Five people died in a single accident Sept. 17 when a van full of teenagers crossed the center line and plowed head-on into a car driven by a 64-year-old woman. The woman and four teenagers were killed. The van’s driver, 16-year-old Lucio Robles, faces criminal charges in Yakima County Juvenile Court.

Compared with its neighbors, Yakima County is a much deadlier place to drive. Statewide, Yakima had the third-highest number of fatal accidents last year, according to the Washington State Traffic Safety Commission, but it is only the seventh-largest county by population.

In comparison, King County, which has a population eight times larger than Yakima County’s, had 115 fatal traffic accidents in 1995. In Benton County, just to the southeast of Yakima County, 18 people died in traffic accidents in 1995. Twelve people were killed in traffic accidents in neighboring Kittitas County that year. Figures for 1996 were not available from the Traffic Safety Commission.

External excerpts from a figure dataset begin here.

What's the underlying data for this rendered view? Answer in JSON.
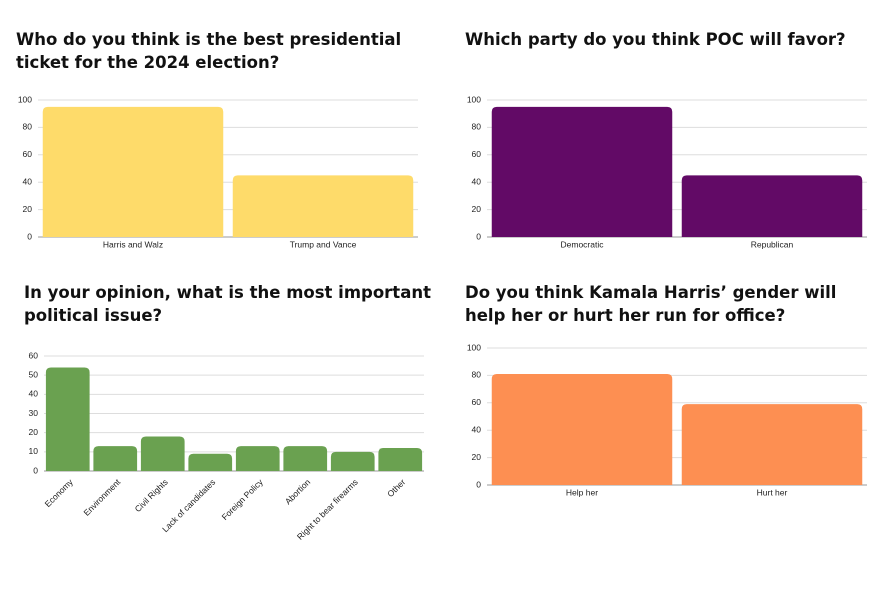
{
  "chart_data": [
    {
      "type": "bar",
      "title": "Who do you think is the best presidential ticket for the 2024 election?",
      "categories": [
        "Harris and Walz",
        "Trump and Vance"
      ],
      "values": [
        95,
        45
      ],
      "color": "#fedb6a",
      "ylim": [
        0,
        100
      ],
      "yticks": [
        0,
        20,
        40,
        60,
        80,
        100
      ],
      "grid": true
    },
    {
      "type": "bar",
      "title": "Which party do you think POC will favor?",
      "categories": [
        "Democratic",
        "Republican"
      ],
      "values": [
        95,
        45
      ],
      "color": "#620a66",
      "ylim": [
        0,
        100
      ],
      "yticks": [
        0,
        20,
        40,
        60,
        80,
        100
      ],
      "grid": true
    },
    {
      "type": "bar",
      "title": "In your opinion, what is the most important political issue?",
      "categories": [
        "Economy",
        "Environment",
        "Civil Rights",
        "Lack of candidates",
        "Foreign Policy",
        "Abortion",
        "Right to bear firearms",
        "Other"
      ],
      "values": [
        54,
        13,
        18,
        9,
        13,
        13,
        10,
        12
      ],
      "color": "#6aa150",
      "ylim": [
        0,
        60
      ],
      "yticks": [
        0,
        10,
        20,
        30,
        40,
        50,
        60
      ],
      "grid": true
    },
    {
      "type": "bar",
      "title": "Do you think Kamala Harris’ gender will help her or hurt her run for office?",
      "categories": [
        "Help her",
        "Hurt her"
      ],
      "values": [
        81,
        59
      ],
      "color": "#fd8f52",
      "ylim": [
        0,
        100
      ],
      "yticks": [
        0,
        20,
        40,
        60,
        80,
        100
      ],
      "grid": true
    }
  ]
}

Yakima County also exceeds the state average for injury accidents on the basis of both miles driven and population. The county recorded 12.1 fatal and injury accidents per 10,000 residents, while the state average is just over 11.

Traffic safety officials say the unique demographics of Yakima County, including a large Spanish-speaking population and the Yakama Indian Reservation, which does not have seat-belt or child-restraint laws, play a role in the figures.

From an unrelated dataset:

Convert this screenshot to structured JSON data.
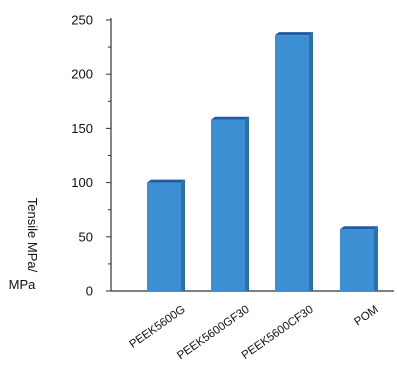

“We need to educate the Hispanic groups on the importance of wearing seat belts,” said Lt. Bill O’Hare of the Washington State Patrol office in Yakima. “Seat-belt usage in the Lower Valley is just pathetic.”

American Indians accounted for 12 - or 20 percent - of the traffic deaths in Yakima County last year, although they constitute only 5 percent of the county’s population. Of the other fatalities, 27 of those killed where white and 18 were Hispanic.

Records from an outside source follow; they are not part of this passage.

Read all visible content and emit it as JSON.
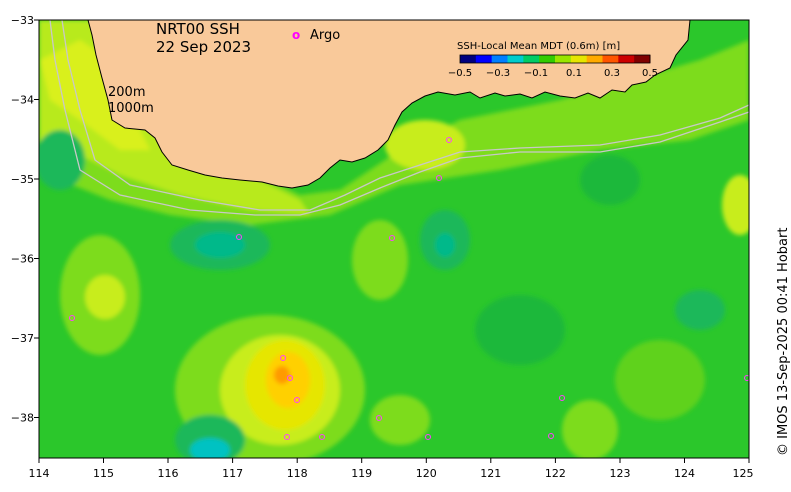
{
  "title": {
    "product": "NRT00 SSH",
    "date": "22 Sep 2023"
  },
  "argo_legend": {
    "symbol": "o",
    "label": "Argo"
  },
  "colorbar": {
    "title": "SSH-Local Mean MDT (0.6m) [m]",
    "ticks": [
      "−0.5",
      "−0.3",
      "−0.1",
      "0.1",
      "0.3",
      "0.5"
    ],
    "colors": [
      "#00007f",
      "#0000ff",
      "#007fff",
      "#00cccc",
      "#00cc66",
      "#33cc00",
      "#99e600",
      "#e6e600",
      "#ffaa00",
      "#ff5500",
      "#cc0000",
      "#7f0000"
    ]
  },
  "isobaths": {
    "shallow": "200m",
    "deep": "1000m"
  },
  "axes": {
    "x_ticks": [
      "114",
      "115",
      "116",
      "117",
      "118",
      "119",
      "120",
      "121",
      "122",
      "123",
      "124",
      "125"
    ],
    "y_ticks": [
      "−33",
      "−34",
      "−35",
      "−36",
      "−37",
      "−38"
    ]
  },
  "credit": "© IMOS 13-Sep-2025 00:41 Hobart",
  "colors": {
    "land": "#f9c99a",
    "ocean": "#22c522",
    "anomaly_high": "#ffd500",
    "anomaly_low": "#00c7a8",
    "isobath": "#c8c8c8",
    "argo": "#ff00ff"
  }
}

A newly formed task force called Caminos Sanos, which means “Safe Roads,” is organizing a traffic safety information campaign aimed at Hispanics.

Dr. Abraham Bergman, head of Harborview Medical Center’s Injury Prevention and Research Center in Seattle, is helping coordinate the effort to increase seat-belt use, decrease drunken driving, improve driver safety practices and improve the mechanical safety of vehicles.

“The prototype of the horrifying scenario is an old car in poor mechanical condition and a lot of people in it not wearing seat belts,” Bergman said.

Meanwhile, the Yakama Indian Nation appears to be no closer to adopting a mandatory seat-belt law.

Tribal police officer Leroy Littlebull and Mike Urakawa, traffic safety coordinator for the Yakima Valley Conference of Governments, made a presentation to the Tribal Council in hopes of swaying it to adopt restraint laws, but the 14-member council which oversees daily operations of tribal government has yet to take action.

“I think at this time it’s kind of sitting in limbo,” Littlebull said.